The New York Tri-State’s annual tradition of offering an Advent morning retreat for women continued this year at a new location: St. Paul Church in Greenwich, Connecticut. Fifty-seven ladies came to seek a little comfort and joy away from the maddening crowds found everywhere else on that busy pre-Christmas Saturday morning. The retreat began in the beautifully transformed parish center, adorned with Advent wreaths, candles, specially prepared prayer cards, and Advent meditation booklets. Attendees were warmly greeted by Regnum Christi members, and all were invited to take a moment to have some coffee and partake of a sumptuous selection of breakfast items.
Linda Romagnoli, Encounter with Christ team leader and organizer of this event, welcomed the women with a powerful reflection on Mary’s Fiat (which you can read in its entirety here.) Linda opened her remarks by recounting how her family has a tradition of watching a movie over Thanksgiving, and this year, everyone voted to watch the Wizard of Oz. Despite having seen this film dozens of times, Linda caught a detail that she had never noticed before. Across the sky, the Wicked Witch wrote, “Surrender Dorothy.” Applying this “non-heavenly” message to the purpose of the retreat that morning, Linda asked us what we would do if we received a similar message in the sky. What if God were asking us to surrender to Him? Would we do it? With this challenge to ponder, Linda then invited everyone to write down a special intention for the Advent season, which would be placed in a special box on the altar at the concluding mass.

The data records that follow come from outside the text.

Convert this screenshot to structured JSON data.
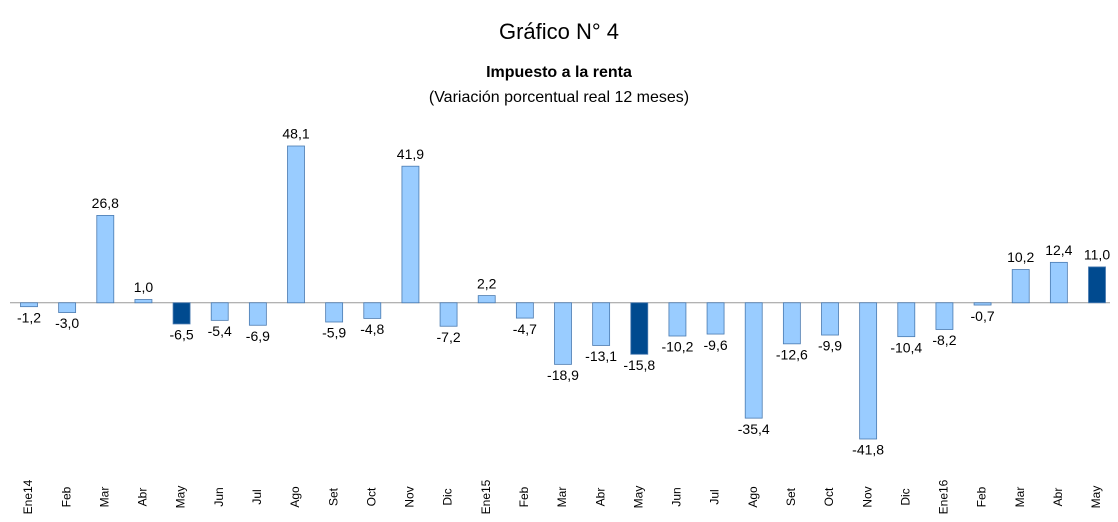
{
  "chart_data": {
    "type": "bar",
    "title": "Gráfico N° 4",
    "subtitle": "Impuesto a la renta",
    "note": "(Variación porcentual real 12 meses)",
    "categories": [
      "Ene14",
      "Feb",
      "Mar",
      "Abr",
      "May",
      "Jun",
      "Jul",
      "Ago",
      "Set",
      "Oct",
      "Nov",
      "Dic",
      "Ene15",
      "Feb",
      "Mar",
      "Abr",
      "May",
      "Jun",
      "Jul",
      "Ago",
      "Set",
      "Oct",
      "Nov",
      "Dic",
      "Ene16",
      "Feb",
      "Mar",
      "Abr",
      "May"
    ],
    "values": [
      -1.2,
      -3.0,
      26.8,
      1.0,
      -6.5,
      -5.4,
      -6.9,
      48.1,
      -5.9,
      -4.8,
      41.9,
      -7.2,
      2.2,
      -4.7,
      -18.9,
      -13.1,
      -15.8,
      -10.2,
      -9.6,
      -35.4,
      -12.6,
      -9.9,
      -41.8,
      -10.4,
      -8.2,
      -0.7,
      10.2,
      12.4,
      11.0
    ],
    "value_labels": [
      "-1,2",
      "-3,0",
      "26,8",
      "1,0",
      "-6,5",
      "-5,4",
      "-6,9",
      "48,1",
      "-5,9",
      "-4,8",
      "41,9",
      "-7,2",
      "2,2",
      "-4,7",
      "-18,9",
      "-13,1",
      "-15,8",
      "-10,2",
      "-9,6",
      "-35,4",
      "-12,6",
      "-9,9",
      "-41,8",
      "-10,4",
      "-8,2",
      "-0,7",
      "10,2",
      "12,4",
      "11,0"
    ],
    "colors": [
      "#99ccff",
      "#99ccff",
      "#99ccff",
      "#99ccff",
      "#004a8f",
      "#99ccff",
      "#99ccff",
      "#99ccff",
      "#99ccff",
      "#99ccff",
      "#99ccff",
      "#99ccff",
      "#99ccff",
      "#99ccff",
      "#99ccff",
      "#99ccff",
      "#004a8f",
      "#99ccff",
      "#99ccff",
      "#99ccff",
      "#99ccff",
      "#99ccff",
      "#99ccff",
      "#99ccff",
      "#99ccff",
      "#99ccff",
      "#99ccff",
      "#99ccff",
      "#004a8f"
    ]
  }
}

The women then proceeded to the sanctuary, where Father Eric Nielsen, LC, gave a talk on the importance of trust. Father Eric observed that the antidote to a lack of trust is the virtue of generosity which has four levels. Father explained that the most basic level of generosity is giving money or things. This is considered elementary because this type of giving doesn’t necessarily require a lot from us. The next level is the gift of time because this involves us more personally. The third level is poverty of spirit, which is essentially maintaining detachment from even good things so that we are free to love God even more. The highest stage is “the obedience of faith,” which characterizes a way of living whereby one actively seeks God’s will in every moment. Father concluded that the exemplary model for all four types of generosity is the Blessed Mother.

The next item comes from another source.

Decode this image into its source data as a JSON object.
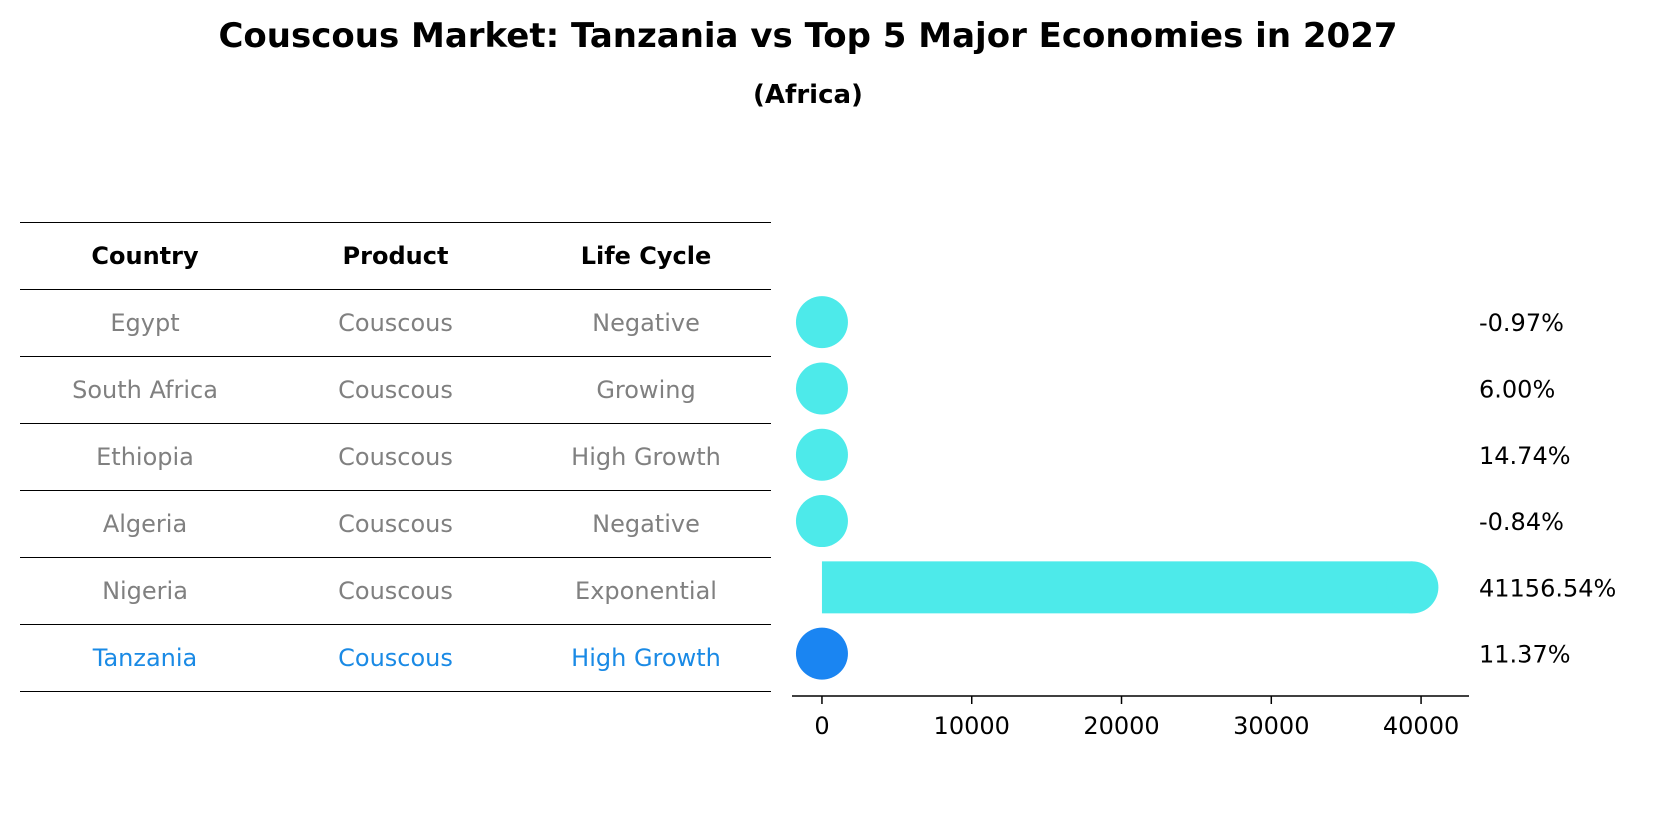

With Mary’s example to contemplate, Father Eric brought out the Monstrance so that Jesus could be with us on the altar. Father then continued his theme of generosity by observing that Mary basically gave God a “blank check” with her life. He noted that while some discount Mary’s generosity due to the fact of her Immaculate Conception, he reminded us that Adam and Eve also had this privilege, but that such a privilege didn’t help them avoid sin. What made Mary extraordinary is that she lived a life of daily “yeses” to God, which prepared her for the moment of her magnificent Fiat when she said yes to the divine invitation posed by the Angel Gabriel. Mary’s generosity continued throughout her life, from traveling over seventy-five miles to Bethlehem on a donkey, to giving birth in a cave, to standing at the foot of the cross, to her ongoing intercession for her children today.
The retreat concluded with mass. As the women headed out toward their cars, this writer was reminded of the words of Saint Teresa of Calcutta, “We need to know when we say yes to God exactly what is in that yes. Yes means ‘I surrender’ –totally, fully, without counting the cost, without asking, ‘is it convenient?’ Our yes to God is without any reservations.” This is what Mary did. Can we?
Hope Hirshorn is the RC Director for the NY Tri-State. Hope has a M.A., M.Phil. and Ph.D. in Systematic Theology from Fordham, a M.P.A. and A.P.C in finance from NYU, and a certificate in Marian studies from her time in London. She and her husband reside in West Harrison, NY, and are the proud parents of six children.